Er heisst Martin, ist filmbegeistert und macht mit Hilfe seines Studiums gerade sein Hobby zum Beruf. Nebenher organisiert er seit 2009 HOMOCHROM (KLICK), eine Reihe mit schwul-lesbischen Filmen, die monatlich, oft als Premieren, in ausgesuchten Kinos des Ruhrgebiets und Kölns gezeigt werden. Eine klasse Idee finde ich und soweit es mir möglich ist, schaue ich mir die Filme auch monatlich an.

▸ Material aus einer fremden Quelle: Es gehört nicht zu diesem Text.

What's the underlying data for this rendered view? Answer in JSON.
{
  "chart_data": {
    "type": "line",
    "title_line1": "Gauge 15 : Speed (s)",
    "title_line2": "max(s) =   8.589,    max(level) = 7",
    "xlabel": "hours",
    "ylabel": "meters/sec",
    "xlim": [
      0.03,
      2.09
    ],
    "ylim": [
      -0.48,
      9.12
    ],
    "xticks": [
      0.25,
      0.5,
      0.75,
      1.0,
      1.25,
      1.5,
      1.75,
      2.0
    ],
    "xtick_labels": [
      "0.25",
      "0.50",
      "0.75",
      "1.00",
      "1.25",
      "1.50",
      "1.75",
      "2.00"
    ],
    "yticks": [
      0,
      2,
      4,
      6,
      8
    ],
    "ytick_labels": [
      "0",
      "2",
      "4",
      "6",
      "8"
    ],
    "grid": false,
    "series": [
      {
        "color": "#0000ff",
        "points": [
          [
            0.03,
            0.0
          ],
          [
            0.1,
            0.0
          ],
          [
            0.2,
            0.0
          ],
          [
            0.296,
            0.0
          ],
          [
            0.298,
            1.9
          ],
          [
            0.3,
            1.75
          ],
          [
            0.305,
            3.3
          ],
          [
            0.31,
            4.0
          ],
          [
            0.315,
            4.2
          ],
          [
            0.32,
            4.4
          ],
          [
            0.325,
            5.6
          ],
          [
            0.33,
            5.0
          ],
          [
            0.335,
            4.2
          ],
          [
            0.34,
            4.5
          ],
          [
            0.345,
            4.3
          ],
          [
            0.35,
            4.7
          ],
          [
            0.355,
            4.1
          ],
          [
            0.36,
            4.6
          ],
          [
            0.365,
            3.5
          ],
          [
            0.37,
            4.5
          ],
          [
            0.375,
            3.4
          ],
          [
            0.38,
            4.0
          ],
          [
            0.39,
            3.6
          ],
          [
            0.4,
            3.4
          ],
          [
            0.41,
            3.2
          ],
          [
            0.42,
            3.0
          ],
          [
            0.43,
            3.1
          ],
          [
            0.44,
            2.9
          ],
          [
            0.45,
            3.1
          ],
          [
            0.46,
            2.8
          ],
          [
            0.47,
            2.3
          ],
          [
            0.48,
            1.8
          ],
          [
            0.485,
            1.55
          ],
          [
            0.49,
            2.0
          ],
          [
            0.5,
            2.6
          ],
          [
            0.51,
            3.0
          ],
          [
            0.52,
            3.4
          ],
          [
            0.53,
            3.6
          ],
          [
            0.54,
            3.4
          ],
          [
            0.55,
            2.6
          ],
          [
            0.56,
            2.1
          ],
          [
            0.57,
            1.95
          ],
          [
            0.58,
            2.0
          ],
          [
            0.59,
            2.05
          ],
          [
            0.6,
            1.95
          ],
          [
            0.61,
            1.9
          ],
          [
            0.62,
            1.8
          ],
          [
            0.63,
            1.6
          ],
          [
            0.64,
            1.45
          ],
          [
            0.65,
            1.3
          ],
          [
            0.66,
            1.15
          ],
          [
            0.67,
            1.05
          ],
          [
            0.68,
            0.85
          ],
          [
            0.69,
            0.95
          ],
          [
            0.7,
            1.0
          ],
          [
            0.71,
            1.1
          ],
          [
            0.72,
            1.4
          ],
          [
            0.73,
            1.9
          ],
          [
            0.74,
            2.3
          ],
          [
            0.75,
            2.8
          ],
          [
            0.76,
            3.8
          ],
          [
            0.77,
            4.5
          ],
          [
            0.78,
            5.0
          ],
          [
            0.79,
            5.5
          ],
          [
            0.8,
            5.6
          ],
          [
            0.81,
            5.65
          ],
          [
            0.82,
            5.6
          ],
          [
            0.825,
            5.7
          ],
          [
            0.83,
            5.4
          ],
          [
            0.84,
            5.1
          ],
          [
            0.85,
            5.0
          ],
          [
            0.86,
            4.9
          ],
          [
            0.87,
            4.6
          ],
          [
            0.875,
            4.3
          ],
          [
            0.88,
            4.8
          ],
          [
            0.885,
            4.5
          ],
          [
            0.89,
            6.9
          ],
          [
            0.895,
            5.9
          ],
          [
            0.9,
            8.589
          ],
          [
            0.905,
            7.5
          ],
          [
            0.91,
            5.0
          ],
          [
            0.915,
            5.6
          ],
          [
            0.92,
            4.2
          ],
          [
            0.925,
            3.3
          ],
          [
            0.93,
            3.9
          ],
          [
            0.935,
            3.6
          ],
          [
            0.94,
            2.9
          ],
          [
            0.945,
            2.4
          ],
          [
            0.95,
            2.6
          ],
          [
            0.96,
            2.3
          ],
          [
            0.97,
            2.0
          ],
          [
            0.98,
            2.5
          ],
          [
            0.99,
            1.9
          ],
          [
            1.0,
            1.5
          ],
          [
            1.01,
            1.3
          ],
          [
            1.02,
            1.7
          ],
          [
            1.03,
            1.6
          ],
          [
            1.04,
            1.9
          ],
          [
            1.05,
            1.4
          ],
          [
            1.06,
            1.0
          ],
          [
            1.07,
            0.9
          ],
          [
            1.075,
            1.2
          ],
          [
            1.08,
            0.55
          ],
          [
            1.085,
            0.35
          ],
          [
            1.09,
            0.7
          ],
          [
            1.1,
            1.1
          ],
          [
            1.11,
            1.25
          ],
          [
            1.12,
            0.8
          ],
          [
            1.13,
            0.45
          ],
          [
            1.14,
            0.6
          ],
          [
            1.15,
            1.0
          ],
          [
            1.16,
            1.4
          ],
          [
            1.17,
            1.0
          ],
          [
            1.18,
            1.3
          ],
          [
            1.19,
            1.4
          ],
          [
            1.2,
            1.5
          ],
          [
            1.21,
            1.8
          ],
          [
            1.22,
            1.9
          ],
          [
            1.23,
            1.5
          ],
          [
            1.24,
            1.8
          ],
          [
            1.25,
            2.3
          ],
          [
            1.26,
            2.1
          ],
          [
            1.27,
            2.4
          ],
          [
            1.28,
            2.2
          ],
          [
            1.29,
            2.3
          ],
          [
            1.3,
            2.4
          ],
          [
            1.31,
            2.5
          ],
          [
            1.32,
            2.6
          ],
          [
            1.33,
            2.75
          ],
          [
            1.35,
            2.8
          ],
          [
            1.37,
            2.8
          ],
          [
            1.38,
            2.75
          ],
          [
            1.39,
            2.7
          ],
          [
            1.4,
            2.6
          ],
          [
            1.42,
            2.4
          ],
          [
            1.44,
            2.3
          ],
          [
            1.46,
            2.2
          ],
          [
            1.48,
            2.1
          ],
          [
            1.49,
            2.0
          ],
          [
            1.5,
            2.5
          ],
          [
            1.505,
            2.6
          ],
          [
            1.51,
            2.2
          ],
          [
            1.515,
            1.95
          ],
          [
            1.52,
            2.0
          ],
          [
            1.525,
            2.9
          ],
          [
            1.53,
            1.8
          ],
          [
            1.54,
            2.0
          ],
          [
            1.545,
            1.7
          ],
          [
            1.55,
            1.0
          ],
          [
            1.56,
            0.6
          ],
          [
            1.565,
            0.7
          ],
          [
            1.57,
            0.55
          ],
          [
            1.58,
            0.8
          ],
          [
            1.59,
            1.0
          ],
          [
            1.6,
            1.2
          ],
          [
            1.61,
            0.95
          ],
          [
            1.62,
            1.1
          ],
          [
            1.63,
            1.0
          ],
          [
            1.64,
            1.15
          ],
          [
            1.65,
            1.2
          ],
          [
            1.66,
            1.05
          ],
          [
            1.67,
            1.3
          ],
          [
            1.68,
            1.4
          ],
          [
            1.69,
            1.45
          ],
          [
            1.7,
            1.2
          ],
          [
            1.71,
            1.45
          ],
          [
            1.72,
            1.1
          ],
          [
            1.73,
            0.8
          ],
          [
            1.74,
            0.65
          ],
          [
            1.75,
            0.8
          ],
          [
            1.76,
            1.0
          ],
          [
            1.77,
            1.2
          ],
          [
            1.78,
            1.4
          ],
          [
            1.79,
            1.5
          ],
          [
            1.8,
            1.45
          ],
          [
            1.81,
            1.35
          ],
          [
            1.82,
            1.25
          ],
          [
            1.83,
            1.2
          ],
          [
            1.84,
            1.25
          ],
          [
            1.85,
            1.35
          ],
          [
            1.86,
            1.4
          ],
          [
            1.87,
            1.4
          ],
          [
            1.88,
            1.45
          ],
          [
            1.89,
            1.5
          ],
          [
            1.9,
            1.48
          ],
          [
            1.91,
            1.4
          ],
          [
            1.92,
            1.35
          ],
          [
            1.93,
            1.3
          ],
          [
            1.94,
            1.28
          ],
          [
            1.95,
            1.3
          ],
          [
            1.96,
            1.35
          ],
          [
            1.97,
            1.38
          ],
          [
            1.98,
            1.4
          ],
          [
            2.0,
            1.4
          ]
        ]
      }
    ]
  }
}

Für Ende Oktober hat Martin nun ein HOMOCHROM-Filmfest in Köln und, für uns Pottis noch viel wichtiger, in Dortmund organisiert (28.-30.Oktober 2011, siehe Banner oben). Wieder werden einige Premieren gezeigt und zwei Tage lang gibt es Gay-Movies en masse im Dortmunder Kino Schauburg, einen Streifen nach dem anderen.

Die thematische Vielfalt ist dabei garantiert. AIDS in San Franzisco zur Zeit des Ausbruchs des “Schwulen-Krebses” ist genauso Gegenstand eines Films wie lesbische Liebe oder eine homoerotische Geschichte aus Bollywood.

Der Ausgleich zwischen schwulen und lesbischen Filmen ist gelungen, für jeden sollte etwas Passendes dabei sein und ich hoffe, Martin kann das Zielpublikum erfolgreich erreichen und die Vorstellungen werden gut besucht sein. Ich drücke ihm dazu die Daumen und stelle seine WEBSITE HIER als Tipp samt Filmfest-Programm für das letzte Oktober-Wochenende in meinen Blog, frei nach dem Motto: Erst ins Kino zu HOMOCHROM, dann ab auf die Parties im Pott.

Viel Spaß :mrgreen:

P.S.: Der HOMOCHROM-Monatsfilm im Oktober läuft übrigens am Freitag, den 14.Oktober 2011 im Bochumer Metropolis-Kino (im Hauptbahnhof). Dort erwartet Martin den 2.500. Besucher der Filmreihe.